When creating a child, a worker picks a mutation at random from the following set:

  • Alter learning rate
  • Identity (effectively gives the individual further training time in the next generation)
  • Reset weights
  • Insert convolution (at a random location in the ‘convolutional backbone’). Convolutions are 3×3 with strides of 1 or 2.
  • Remove convolution
  • Alter stride (powers of 2 only)
  • Alter number of channels (of a random convolution)
  • Filter size (horizontal or vertical at random, on a random convolution, odd values only)
  • Insert one-to-one (adds a one-to-one / identity connection)
  • Add skip (identity between random layers)
  • Remove skip (removes a random skip)

Evaluation results

Here’s an example of an evolution experiment, with selected population members highlighted:

Five experiment runs are done, and although not all models reach the same accuracy, they get pretty close. It took 9 x 1019 FLOPs on average per experiment.
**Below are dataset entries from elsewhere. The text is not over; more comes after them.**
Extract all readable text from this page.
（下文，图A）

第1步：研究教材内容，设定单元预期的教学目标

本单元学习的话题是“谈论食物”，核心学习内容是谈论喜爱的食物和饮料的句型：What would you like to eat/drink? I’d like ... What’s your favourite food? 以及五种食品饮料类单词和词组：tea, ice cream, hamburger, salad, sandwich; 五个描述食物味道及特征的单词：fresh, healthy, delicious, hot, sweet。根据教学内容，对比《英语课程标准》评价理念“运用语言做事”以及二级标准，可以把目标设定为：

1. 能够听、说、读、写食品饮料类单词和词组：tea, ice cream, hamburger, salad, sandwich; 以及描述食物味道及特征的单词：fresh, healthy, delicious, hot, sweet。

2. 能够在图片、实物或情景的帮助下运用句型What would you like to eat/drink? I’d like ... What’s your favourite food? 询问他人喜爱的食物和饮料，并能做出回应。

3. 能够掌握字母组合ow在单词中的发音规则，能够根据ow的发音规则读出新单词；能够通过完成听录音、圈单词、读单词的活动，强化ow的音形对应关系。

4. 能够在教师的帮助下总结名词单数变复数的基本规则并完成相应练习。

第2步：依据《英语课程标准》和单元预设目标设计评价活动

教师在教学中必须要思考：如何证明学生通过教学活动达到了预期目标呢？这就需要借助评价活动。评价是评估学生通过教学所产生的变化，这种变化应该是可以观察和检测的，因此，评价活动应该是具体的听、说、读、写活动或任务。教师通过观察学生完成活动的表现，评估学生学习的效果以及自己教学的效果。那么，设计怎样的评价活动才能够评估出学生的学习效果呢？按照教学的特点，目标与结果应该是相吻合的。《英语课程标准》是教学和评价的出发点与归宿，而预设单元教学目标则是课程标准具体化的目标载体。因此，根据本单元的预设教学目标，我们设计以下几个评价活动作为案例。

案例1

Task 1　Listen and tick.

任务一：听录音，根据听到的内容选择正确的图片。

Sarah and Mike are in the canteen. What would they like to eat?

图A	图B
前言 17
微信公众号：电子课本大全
The following chart shows how accuracy improves over time during the experiments:

We observe that populations evolve until they plateau at some local optimum. The fitness (i.e. validation accuracy) value at this optimum varies between experiments (Above, inset). Since not all experiments reach the highest possible value, some populations are getting “trapped” at inferior local optima. This entrapment is affected by two important meta-parameters (i.e. parameters that are not optimized by the algorithm). These are the population size and the number of training steps per individual.

The larger the population size, the more thoroughly the space of models can be explored, which helps to reach better optima. More training time means that a model needs to undergo fewer identity mutations to reach a given level of training (remember that the end result of the evolution process is a fully trained model, not just a model architecture).

Two other approaches to escaping local optima are increasing the mutation rate, and resetting weights. When it looks like members of the population are trapped in poor local optima, the team tried applying 5 mutations instead of 1 for a few generations. During this period some population members escape the local optimum, and none get worse:

To avoid getting trapped by poorer architectures that just happened to have received more training (e.g. through the identity mutation), the team also tried experiments in which the weights are simultaneously reset across all population members when a plateau is reached. The populations suffer a temporary degradation (as to be expected), but ultimately reach a higher optima.